In early projects, Nautilus has used a rear-door cooling unit that can support unusual density, allowing customers to get more data center capacity per square foot of real estate. In its new sites, Nautilus offers customers a choice of rear-door cooling, immersion, direct-to-chip or air cooling. It recently partnered with Hypertec and Submer to offer immersion cooling solutions for HPC.

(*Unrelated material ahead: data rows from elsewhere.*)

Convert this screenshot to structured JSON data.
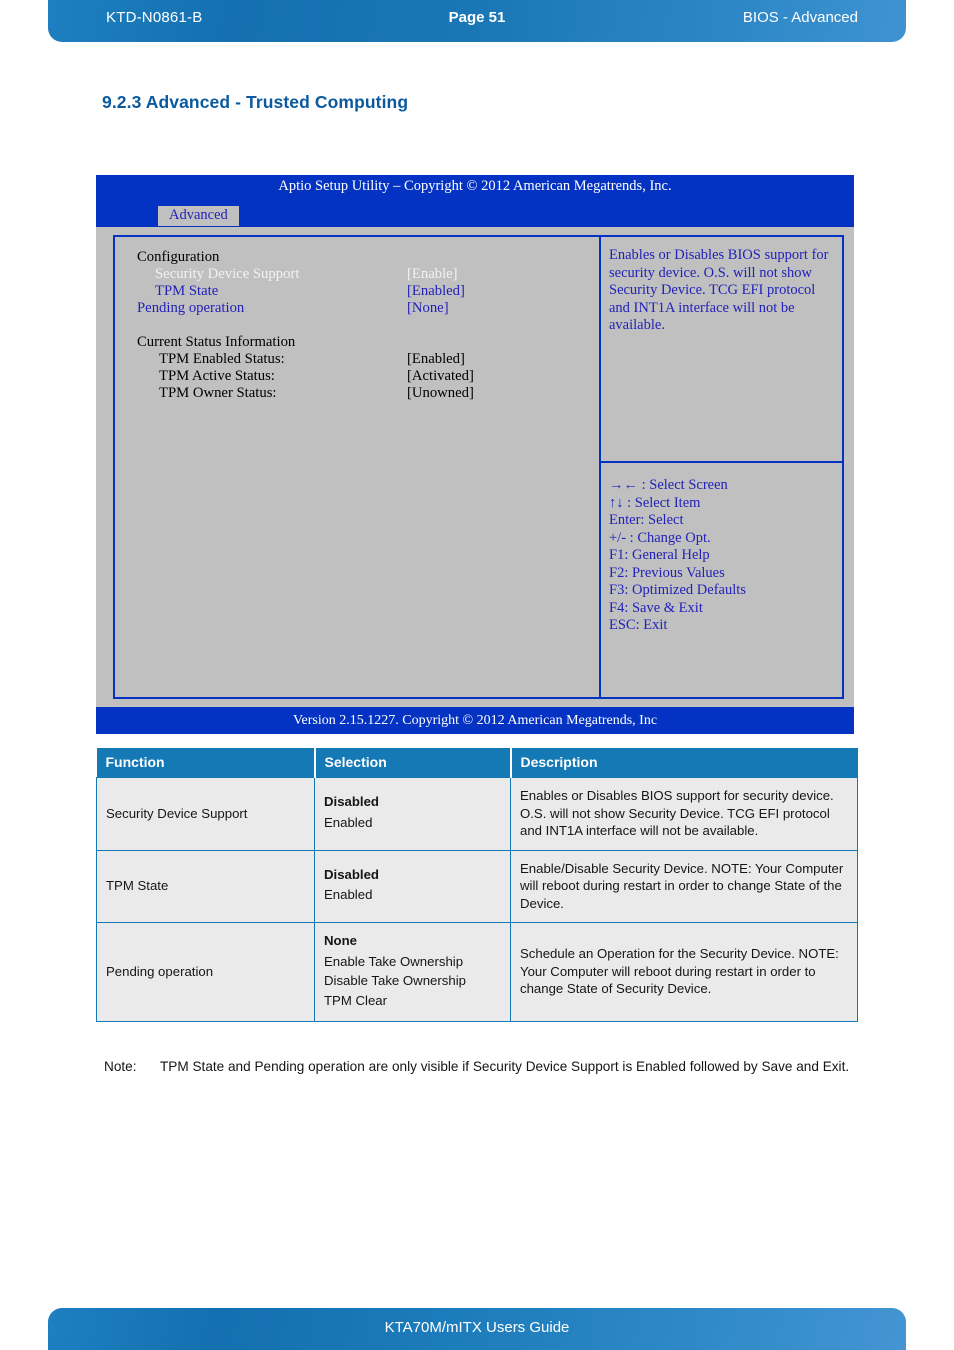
{
  "page_header": {
    "doc_id": "KTD-N0861-B",
    "page_label": "Page 51",
    "section_label": "BIOS  - Advanced"
  },
  "section": {
    "heading": "9.2.3  Advanced  -  Trusted Computing"
  },
  "bios": {
    "title": "Aptio Setup Utility  –  Copyright © 2012 American Megatrends, Inc.",
    "tab": "Advanced",
    "config_heading": "Configuration",
    "config_items": [
      {
        "label": "Security Device Support",
        "value": "[Enable]",
        "style": "selected"
      },
      {
        "label": "TPM State",
        "value": "[Enabled]",
        "style": "link"
      },
      {
        "label": "Pending operation",
        "value": "[None]",
        "style": "link"
      }
    ],
    "status_heading": "Current Status Information",
    "status_items": [
      {
        "label": "TPM Enabled Status:",
        "value": "[Enabled]"
      },
      {
        "label": "TPM Active Status:",
        "value": "[Activated]"
      },
      {
        "label": "TPM Owner Status:",
        "value": "[Unowned]"
      }
    ],
    "help_text": "Enables or Disables BIOS support for security device. O.S. will not show Security Device. TCG EFI protocol and INT1A interface will not be available.",
    "key_legend": [
      "→← : Select Screen",
      "↑↓ : Select Item",
      "Enter: Select",
      "+/- : Change Opt.",
      "F1: General Help",
      "F2: Previous Values",
      "F3: Optimized Defaults",
      "F4: Save & Exit",
      "ESC: Exit"
    ],
    "footer": "Version 2.15.1227. Copyright © 2012 American Megatrends, Inc"
  },
  "table": {
    "headers": [
      "Function",
      "Selection",
      "Description"
    ],
    "rows": [
      {
        "function": "Security Device Support",
        "selection_default": "Disabled",
        "selection_options": [
          "Enabled"
        ],
        "description": "Enables or Disables BIOS support for security device. O.S. will not show Security Device. TCG EFI protocol and INT1A interface will not be available."
      },
      {
        "function": "TPM State",
        "selection_default": "Disabled",
        "selection_options": [
          "Enabled"
        ],
        "description": "Enable/Disable Security Device. NOTE: Your Computer will reboot during restart in order to change State of the Device."
      },
      {
        "function": "Pending operation",
        "selection_default": "None",
        "selection_options": [
          "Enable Take Ownership",
          "Disable Take Ownership",
          "TPM Clear"
        ],
        "description": "Schedule an Operation for the Security Device. NOTE: Your Computer will reboot during restart in order to change State of Security Device."
      }
    ]
  },
  "note": {
    "label": "Note:",
    "text": "TPM State and Pending operation are only visible if Security Device Support is Enabled followed by Save and Exit."
  },
  "page_footer": {
    "title": "KTA70M/mITX Users Guide"
  },
  "colors": {
    "header_blue": "#1a77b6",
    "heading_blue": "#0b5a9e",
    "bios_blue": "#0433c4",
    "bios_gray": "#c0c0c0",
    "bios_text_blue": "#2222b8",
    "table_header_blue": "#1479b5",
    "table_row_gray": "#eaeaea"
  }
}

In the Nautilus cooling design, cool water from the river will enter through an intake several feet below the barge. The intake water is filtered to eliminate contaminants, and then moves to the heat exchanger. A fresh water cooling loop on the other side of the heat exchanger feeds the cooling systems on the racks or tanks. The intake system can work with any type of water – salt or brackish, fresh water or grey (recycled) water. The water is returned to its source with “negligible” thermal impact, the company says. The Nautilus team worked with federal, state, and local environmental officials to secure regulatory approvals to operate in California.